Parallels Access lets you use an iPad to access your home or office PC or Mac from afar. Yeah, we’ve seen that sort of thing before. The big deal here is that you can use any and all of the programs that reside on your remote computers – the proprietary program your company uses, Microsoft Office, or Quicken on your PC at home. And you can interact with those applications on the tablet as if each were designed for the iPad.
You can start any PC or Mac “desktop” application on the iPad from a launcher screen. There’s an easy-to-access app switcher that lets you go from one program to another.

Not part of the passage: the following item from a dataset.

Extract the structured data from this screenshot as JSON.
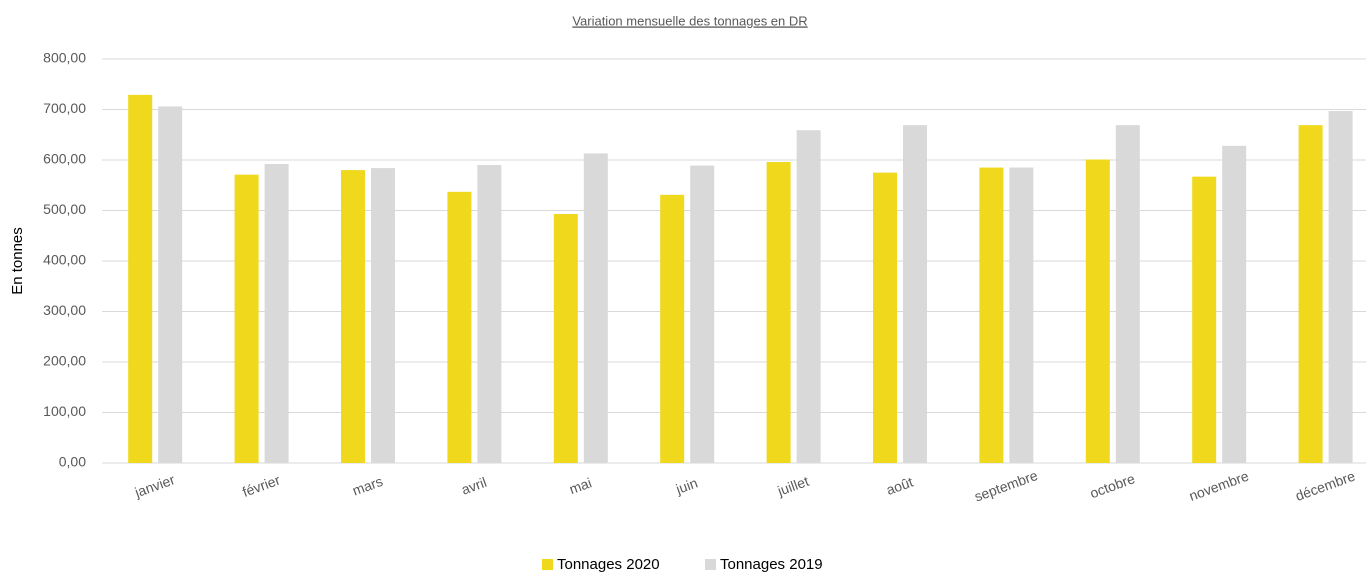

I tried Parallels Access on an Apple iMac, a Dell laptop running Windows 7 and a Microsoft Surface tablet PC running Windows 8. Parallels Access mainly delivered on its promise, though I certainly uncovered blemishes.
How it works
When Parallels “applifies” PC/Mac programs – the company’s lingo, not mine – the software is modified on the tablet to display iPad-style buttons for actions such as copy/paste/select. If you have an application open, it fills the entire iPad screen.
You engage with these as you would most iPad apps, with various touch gestures substituting for the mouse actions on your computer. Tapping on the iPad is like clicking the mouse. A two-finger tap is the same as a right click. Spread and close your fingers to zoom in an out.
If you tap and hold your finger on the display when tweaking, say, a Microsoft Excel spreadsheet that resides on your computer, you’ll see a familiar iPad “magnifying glass” to magnify the text or numbers. Release your finger, and contextual buttons appear for such things as cut and copy and paste. In fact, you can copy something off your computer, and paste it into an iPad app, though the feature didn’t always work.
Using gestures, you can enlarge a column or picture, drag and drop, and scroll. You have the option to display a mouse pointer.
If you’re on a Mac running a Windows “virtual machine” through Parallels Desktop 8 for Mac, your PC programs will also be applified on the iPad.
Moreover, if the PC or Mac program can play music, you can hear those tunes on the iPad, too – and so as not to disturb the people back home or in the office, the sound won’t be heard there. Another helpful feature: You can use your voice to dictate text.
The keyboard issue
The lack of a physical keyboard on an iPad remains a primary reason why Parallels Access still isn’t a perfect solution in all cases. But Parallels thought this out. It supplies the appropriate onscreen keyboards with the dedicated special keys used on either a Mac or Windows keyboard. And you can always use Parallels Access with a wireless physical Blue-tooth keyboard.
To preserve your privacy, you can “lock” your PC or Mac to show a blank screen when you’re connected remotely. You can also require a password before anyone logs in. But the PC you’re connecting to remotely cannot be asleep, much less offline.
Not all the pain points have disappeared. Parallels claims that the service works well even in low bandwidth situations, but when my connectivity was lousy, so was Parallels’ performance.
Moreover, I was unable to access some of the proprietary software that I use in the office. Certain specific network “ports” must be opened, which might require intervention from your company’s IT department. Parallels Access must make nice with both the network that the computer is on and the network that the iPad is on.
To get started, you download a free app on the iPad from the App Store. You separately download an “agent” program on each PC or Mac that you want to access. The cost is $79.99 per year per remote computer, so the price can add up if you want to have access to multiple machines. You’ll need an iPad 2, 3 or 4, or an iPad Mini and a Mac running OS X (Mountain Lion, Lion, Mavericks) or a PC running Windows 7 or Windows 8.
Parallels Access is a promising step forward that can lighten your load. But you may not want to ditch the laptop just yet.